Mike Graves from Wildlife Services said the bulk of his work under the county contract mostly involves non-ranching citizens encountering problematic animals other than coyotes. The program kills relatively few coyotes. (73 last year.) Graves and the ranchers said they weren't out to eradicate coyotes. Ranchers call on Graves rarely, mostly during calving season. Their problem is the occasional coyote that preys on calves, not all coyotes. They said they care about the balance of nature, and recognize that coyotes are an essential part of our local ecology, such that eradicating coyotes would cause even more problems. They also loathe coyote-killing contests. Rancher Steve Wilmeth recounted finding a bunch of carcasses someone hung on his fence, and knowing passersby would “think that rancher did that.” But that rancher hadn't and wouldn't.
Graves's key point is that “nuisance animals” will be dealt with – if not by Wildlife Services, then by amateurs with far less experience and skill, in far less humane ways.
At Doña Ana Soil and Water Conservation District's request, the Commission reconsidered the resolution, and discussed at its last meeting a new resolution that imposes reporting requirements but removes most limitations.
Some citizens advocated the original resolution, others opposed it. Commission Chair Lynn Ellins will discuss with Wildlife Services M-44 poisoning and leg-traps. (People disagree on how inhumane these are and whether or not hikers' dogs are endangered.)
I hope Ellins will get more stringent reporting requirements and revive certain rules, even if they require things Graves already does, such as warning signs and an electronic device to alert him when a trap has been sprung. We've improved the situation some, and can review it next year. I'm particularly interested in the process.
Good for SWEC, which raised the questions. Good for DASWCD, which made some good practical points in seeking reconsideration. Good for the Commission, for listening to everyone. We should be able to sharpen our focus to accomplish the goal without collateral damage.
As for us “general public,” there was too much demonizing of each other. Some folks attacked SWEC's Kevin Bixby, while others assumed the “coyote-killers” must be liars. I never think attacking people helps a whole lot, which may be my advanced age showing.
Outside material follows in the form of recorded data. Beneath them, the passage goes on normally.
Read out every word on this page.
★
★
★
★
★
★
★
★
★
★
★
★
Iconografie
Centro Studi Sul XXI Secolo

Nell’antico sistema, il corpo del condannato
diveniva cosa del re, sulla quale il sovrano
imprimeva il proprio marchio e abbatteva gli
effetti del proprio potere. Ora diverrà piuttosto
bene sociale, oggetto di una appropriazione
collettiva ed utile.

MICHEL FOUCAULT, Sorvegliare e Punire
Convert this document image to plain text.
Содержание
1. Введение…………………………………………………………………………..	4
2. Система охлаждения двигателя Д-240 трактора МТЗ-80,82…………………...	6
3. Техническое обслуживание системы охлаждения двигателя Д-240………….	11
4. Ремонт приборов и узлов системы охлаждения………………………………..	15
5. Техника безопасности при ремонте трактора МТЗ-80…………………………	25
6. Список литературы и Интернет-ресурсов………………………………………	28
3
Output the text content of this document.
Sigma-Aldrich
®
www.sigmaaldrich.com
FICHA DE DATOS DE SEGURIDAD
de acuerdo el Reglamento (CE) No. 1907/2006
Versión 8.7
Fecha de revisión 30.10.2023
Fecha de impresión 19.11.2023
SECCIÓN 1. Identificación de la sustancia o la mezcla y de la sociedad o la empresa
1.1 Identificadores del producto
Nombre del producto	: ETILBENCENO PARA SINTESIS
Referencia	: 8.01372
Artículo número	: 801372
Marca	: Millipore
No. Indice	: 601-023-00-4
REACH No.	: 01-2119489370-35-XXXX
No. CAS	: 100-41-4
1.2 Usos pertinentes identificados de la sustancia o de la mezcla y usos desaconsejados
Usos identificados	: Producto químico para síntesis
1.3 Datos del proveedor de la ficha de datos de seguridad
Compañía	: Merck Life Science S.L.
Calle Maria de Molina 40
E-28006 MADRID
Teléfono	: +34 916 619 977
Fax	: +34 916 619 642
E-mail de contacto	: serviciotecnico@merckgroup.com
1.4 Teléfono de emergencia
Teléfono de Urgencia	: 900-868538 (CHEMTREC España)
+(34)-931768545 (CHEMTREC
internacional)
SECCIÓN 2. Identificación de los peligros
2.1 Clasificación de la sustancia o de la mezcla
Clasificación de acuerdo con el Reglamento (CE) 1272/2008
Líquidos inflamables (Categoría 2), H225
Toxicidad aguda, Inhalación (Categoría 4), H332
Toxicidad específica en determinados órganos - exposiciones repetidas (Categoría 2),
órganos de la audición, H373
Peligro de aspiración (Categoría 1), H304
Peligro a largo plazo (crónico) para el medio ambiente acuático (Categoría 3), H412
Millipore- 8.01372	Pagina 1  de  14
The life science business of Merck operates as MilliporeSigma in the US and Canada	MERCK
We have a diverse community. Vegan friends point out that raising herds of cattle is a massive ecological evil, and that it takes vast amounts of water to get beef to your table.
Ranchers point out that some of what they do actually helps wildlife, and that the disappearance of their way of life would be sad for all of us.
Meanwhile, with the contract lapsed, some old guy with a skunk in his garage is probably giving Graves hell for not helping him.
[NOTE: The County Commission meeting will be at 9 a.m. Tuesday, 9 July -- just two days away!]